Any hint appreciated.

Kind regards,

Res
5 REPLIES 5
stm322399
Senior
Posted on April 08, 2014 at 17:29

The division is a serious candidate for eating CPU cycles.

I don't know your environment, check for hard-float support.

andreas239955
Associate II
Posted on April 08, 2014 at 20:04

I checked the disassembly window. I see that for the multiplication the UMULL instruction is used. For the division, the __aeabi_uldivmod() function is called, which is longer than I expected. I'll have a look at it, thanks.

andreas239955
Associate II
Posted on May 02, 2014 at 16:12

Just to close this case and confirm Laurent's suspicion: operations on long long integers are executed using library functions, even when hard floating point support is enabled. The FPU accelerates floating-point operations, not integer operations.

Thanks for the hint.

chen
Associate II
Posted on May 02, 2014 at 16:25

Hi

The FPU only works on Floats - it does not work on Long

Hence the call to the library routine.

I doubt there is a divide operation in the ARM.

Divide traditionally takes multiple clock cycles to complete,

The ARM is a RISC processor (completes instructions in 1 instruction cycle).

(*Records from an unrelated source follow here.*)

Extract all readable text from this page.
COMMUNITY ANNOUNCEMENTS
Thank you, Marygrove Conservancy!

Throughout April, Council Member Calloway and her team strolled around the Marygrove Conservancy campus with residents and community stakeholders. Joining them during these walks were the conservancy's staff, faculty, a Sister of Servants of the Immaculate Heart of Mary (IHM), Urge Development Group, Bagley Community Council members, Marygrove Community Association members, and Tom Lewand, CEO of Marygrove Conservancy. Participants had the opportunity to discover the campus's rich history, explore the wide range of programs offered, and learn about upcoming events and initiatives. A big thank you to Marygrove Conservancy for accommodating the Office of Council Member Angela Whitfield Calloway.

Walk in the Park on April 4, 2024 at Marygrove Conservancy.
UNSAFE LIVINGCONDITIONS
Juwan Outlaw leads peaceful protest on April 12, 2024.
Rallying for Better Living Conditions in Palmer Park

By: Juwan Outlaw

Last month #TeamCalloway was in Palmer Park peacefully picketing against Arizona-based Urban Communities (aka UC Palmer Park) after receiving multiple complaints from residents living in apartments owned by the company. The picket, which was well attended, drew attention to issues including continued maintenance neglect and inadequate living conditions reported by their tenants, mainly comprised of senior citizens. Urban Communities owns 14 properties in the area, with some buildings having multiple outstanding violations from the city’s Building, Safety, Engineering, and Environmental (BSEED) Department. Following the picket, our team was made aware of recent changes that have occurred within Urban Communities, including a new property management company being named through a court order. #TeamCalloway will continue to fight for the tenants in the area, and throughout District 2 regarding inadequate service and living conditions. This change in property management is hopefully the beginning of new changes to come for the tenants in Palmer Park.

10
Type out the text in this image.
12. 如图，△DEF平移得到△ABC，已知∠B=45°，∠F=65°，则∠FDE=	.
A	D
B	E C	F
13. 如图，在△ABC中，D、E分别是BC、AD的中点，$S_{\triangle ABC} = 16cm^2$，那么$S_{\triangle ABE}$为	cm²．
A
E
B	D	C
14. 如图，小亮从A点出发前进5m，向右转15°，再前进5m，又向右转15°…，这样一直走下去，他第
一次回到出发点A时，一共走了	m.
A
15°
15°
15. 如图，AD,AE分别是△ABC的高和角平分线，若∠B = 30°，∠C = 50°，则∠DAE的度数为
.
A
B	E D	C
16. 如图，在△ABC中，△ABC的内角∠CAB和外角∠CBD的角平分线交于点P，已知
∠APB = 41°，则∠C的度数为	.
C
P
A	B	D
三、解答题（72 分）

Divide is only found on CISC processors.

Apparently, the MULT instruction can be a SIMD on the ARM.

stm322399
Senior
Posted on May 02, 2014 at 17:40

Right, integer division has nothing to do with float support, my bad.

I have been abused by the fact that hardware division (as well as float operations) requires compiler support.

F4 are cortex-M4, and cortex-M4 implements ARMV7-M that has UDIV and SDIV instructions.

GCC (that is not too old) generates hardware divide instruction for M4, if you ask gently by adding -march=armv7-m or -mcpu=cortex-m4 to the compiler switches.